Water Quality Specialist: Slocum Creek bacteria 24x EPA standard

Algal Blooms, Fish Kills, Neuse River Watershed, Sound Rivers, Water Quality

Posted on June 27th, 2024

Water Quality Specialist Taylor Register takes a dissolved reading on Slocum Creek.

Sound Rivers Water Quality Specialist Taylor Register and intern Katrina Borgen went by kayak to investigate just how bad bacteria is in Slocum Creek this week.

Turns out, it’s very bad.

“With how bad our Swim Guide site in Slocum Creek has been looking this season, we wanted to get out there to collect some additional samples upstream from the source of the contamination, Wolf Pit Branch, to try and get a better idea of what’s going on,” Taylor said. “We found that the boat ramp was still failing and pretty high in terms of bacteria, but the levels of enterococci bacteria inside of Wolf Pit Branch was about 24 times higher than the EPA’s standard.
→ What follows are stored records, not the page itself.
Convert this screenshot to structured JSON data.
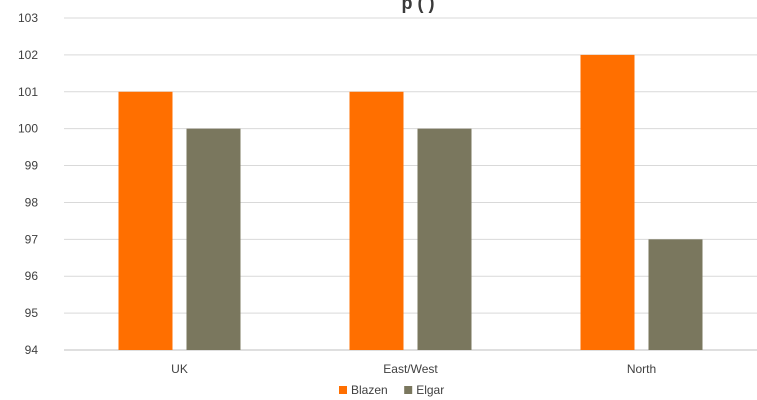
{
  "chart_data": {
    "type": "bar",
    "title": "",
    "title_visible_fragment": "p (       )",
    "categories": [
      "UK",
      "East/West",
      "North"
    ],
    "series": [
      {
        "name": "Blazen",
        "values": [
          101,
          101,
          102
        ],
        "color": "#ff6f00"
      },
      {
        "name": "Elgar",
        "values": [
          100,
          100,
          97
        ],
        "color": "#7a775e"
      }
    ],
    "ylim": [
      94,
      103
    ],
    "yticks": [
      "94",
      "95",
      "96",
      "97",
      "98",
      "99",
      "100",
      "101",
      "102",
      "103"
    ],
    "grid": true,
    "legend_position": "bottom"
  }
}
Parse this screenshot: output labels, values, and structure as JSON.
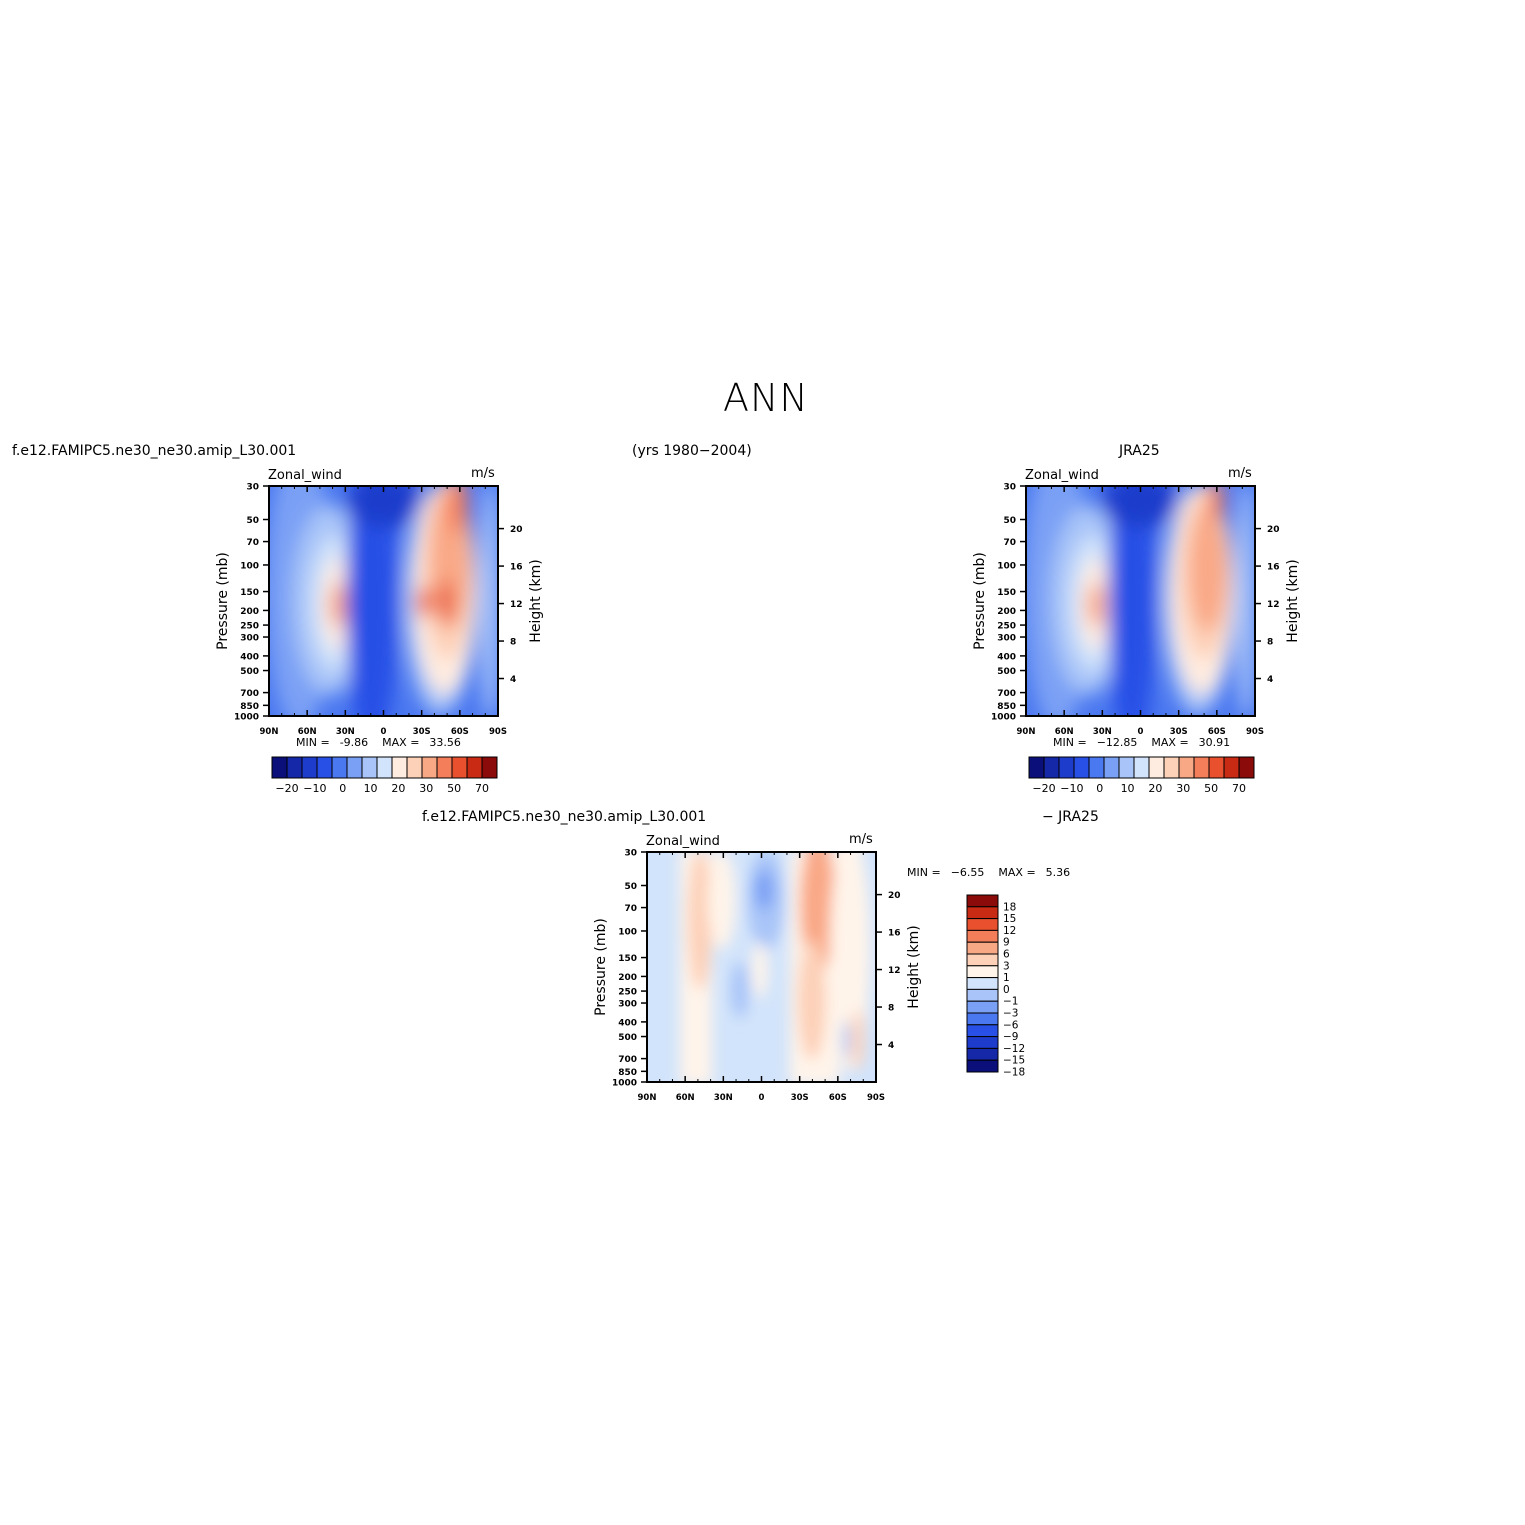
{
  "page": {
    "title": "ANN",
    "case_label": "f.e12.FAMIPC5.ne30_ne30.amip_L30.001",
    "years_label": "(yrs 1980−2004)",
    "obs_label": "JRA25",
    "diff_case_label": "f.e12.FAMIPC5.ne30_ne30.amip_L30.001",
    "diff_obs_label": "− JRA25"
  },
  "colors": {
    "field_scale": [
      "#0a0f7a",
      "#1428a8",
      "#1e3ccc",
      "#2850e6",
      "#4a78f0",
      "#7aa0f5",
      "#a8c4f8",
      "#d2e4fb",
      "#ffece0",
      "#fdd0b8",
      "#f9a886",
      "#f47d5a",
      "#e8502e",
      "#c82a14",
      "#8b0a0a"
    ],
    "diff_scale": [
      "#0a0f7a",
      "#1428a8",
      "#1e3ccc",
      "#2850e6",
      "#4a78f0",
      "#7aa0f5",
      "#a8c4f8",
      "#d2e4fb",
      "#fff4ea",
      "#fdd0b8",
      "#f9a886",
      "#f47d5a",
      "#e8502e",
      "#c82a14",
      "#8b0a0a"
    ]
  },
  "chart_data": [
    {
      "type": "heatmap",
      "id": "model",
      "title": "Zonal_wind",
      "units": "m/s",
      "ylabel": "Pressure (mb)",
      "y2label": "Height (km)",
      "x_ticks": [
        "90N",
        "60N",
        "30N",
        "0",
        "30S",
        "60S",
        "90S"
      ],
      "y_ticks": [
        "30",
        "50",
        "70",
        "100",
        "150",
        "200",
        "250",
        "300",
        "400",
        "500",
        "700",
        "850",
        "1000"
      ],
      "y2_ticks": [
        "20",
        "16",
        "12",
        "8",
        "4"
      ],
      "min_label": "MIN =",
      "min": "-9.86",
      "max_label": "MAX =",
      "max": "33.56",
      "colorbar_labels": [
        "−20",
        "−10",
        "0",
        "10",
        "20",
        "30",
        "50",
        "70"
      ]
    },
    {
      "type": "heatmap",
      "id": "obs",
      "title": "Zonal_wind",
      "units": "m/s",
      "ylabel": "Pressure (mb)",
      "y2label": "Height (km)",
      "x_ticks": [
        "90N",
        "60N",
        "30N",
        "0",
        "30S",
        "60S",
        "90S"
      ],
      "y_ticks": [
        "30",
        "50",
        "70",
        "100",
        "150",
        "200",
        "250",
        "300",
        "400",
        "500",
        "700",
        "850",
        "1000"
      ],
      "y2_ticks": [
        "20",
        "16",
        "12",
        "8",
        "4"
      ],
      "min_label": "MIN =",
      "min": "−12.85",
      "max_label": "MAX =",
      "max": "30.91",
      "colorbar_labels": [
        "−20",
        "−10",
        "0",
        "10",
        "20",
        "30",
        "50",
        "70"
      ]
    },
    {
      "type": "heatmap",
      "id": "diff",
      "title": "Zonal_wind",
      "units": "m/s",
      "ylabel": "Pressure (mb)",
      "y2label": "Height (km)",
      "x_ticks": [
        "90N",
        "60N",
        "30N",
        "0",
        "30S",
        "60S",
        "90S"
      ],
      "y_ticks": [
        "30",
        "50",
        "70",
        "100",
        "150",
        "200",
        "250",
        "300",
        "400",
        "500",
        "700",
        "850",
        "1000"
      ],
      "y2_ticks": [
        "20",
        "16",
        "12",
        "8",
        "4"
      ],
      "min_label": "MIN =",
      "min": "−6.55",
      "max_label": "MAX =",
      "max": "5.36",
      "colorbar_labels": [
        "18",
        "15",
        "12",
        "9",
        "6",
        "3",
        "1",
        "0",
        "−1",
        "−3",
        "−6",
        "−9",
        "−12",
        "−15",
        "−18"
      ]
    }
  ]
}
All of that contaminated water is flowing downstream, causing those high numbers at our Swim Guide site.”

Intern Kat Borgen (left) and Water Quality Taylor Register went by kayak to collect water samples at Wolf Pit Branch.

They also noticed that there was a small fish kill — about 20 dead fish floating on the surface — downstream of Wolf Pit Branch.

“Surprisingly, this is the first fish kill I’ve seen out in Slocum Creek,” Taylor said. “The dissolved oxygen levels in the creek were also extremely low, so we’re thinking that the combination of dry and low-flow conditions, extreme heat and high levels of bacteria are causing a lot of stress on the aquatic life in the creek, which is a really unfortunate situation.”   

Taylor takes a water sample for DNA testing.

The pollution problem on Slocum Creek is ongoing. In 2023, consistent Swim Guide failures at the Slocum Creek site (meaning bacteria levels greater than recreational water-quality standards) alerted Sound Rivers staff to a larger problem. Partnering with the City of Havelock, the city ruled out problems with its sewage infrastructure, so Taylor, Neuse Riverkeeper Samantha Krop and Pamlico-Tar Riverkeeper Katey Zimmerman got on the water and got sampling and narrowed down the source of the pollution to a small Slocum Creek tributary, Wolf Pit Branch. No sewage infrastructure is located in the Wolf Pit Branch watershed; septic tanks, however, are. As failing septic systems appear to the source, Sound Rivers is now working with the Craven County Health Department to alert residents about the issue and what they can do to take part in the effort to stop the pollution of the creek.

A dead fish, one of about 20 and part of what Taylor called a “small fish kill” on Slocum Creek.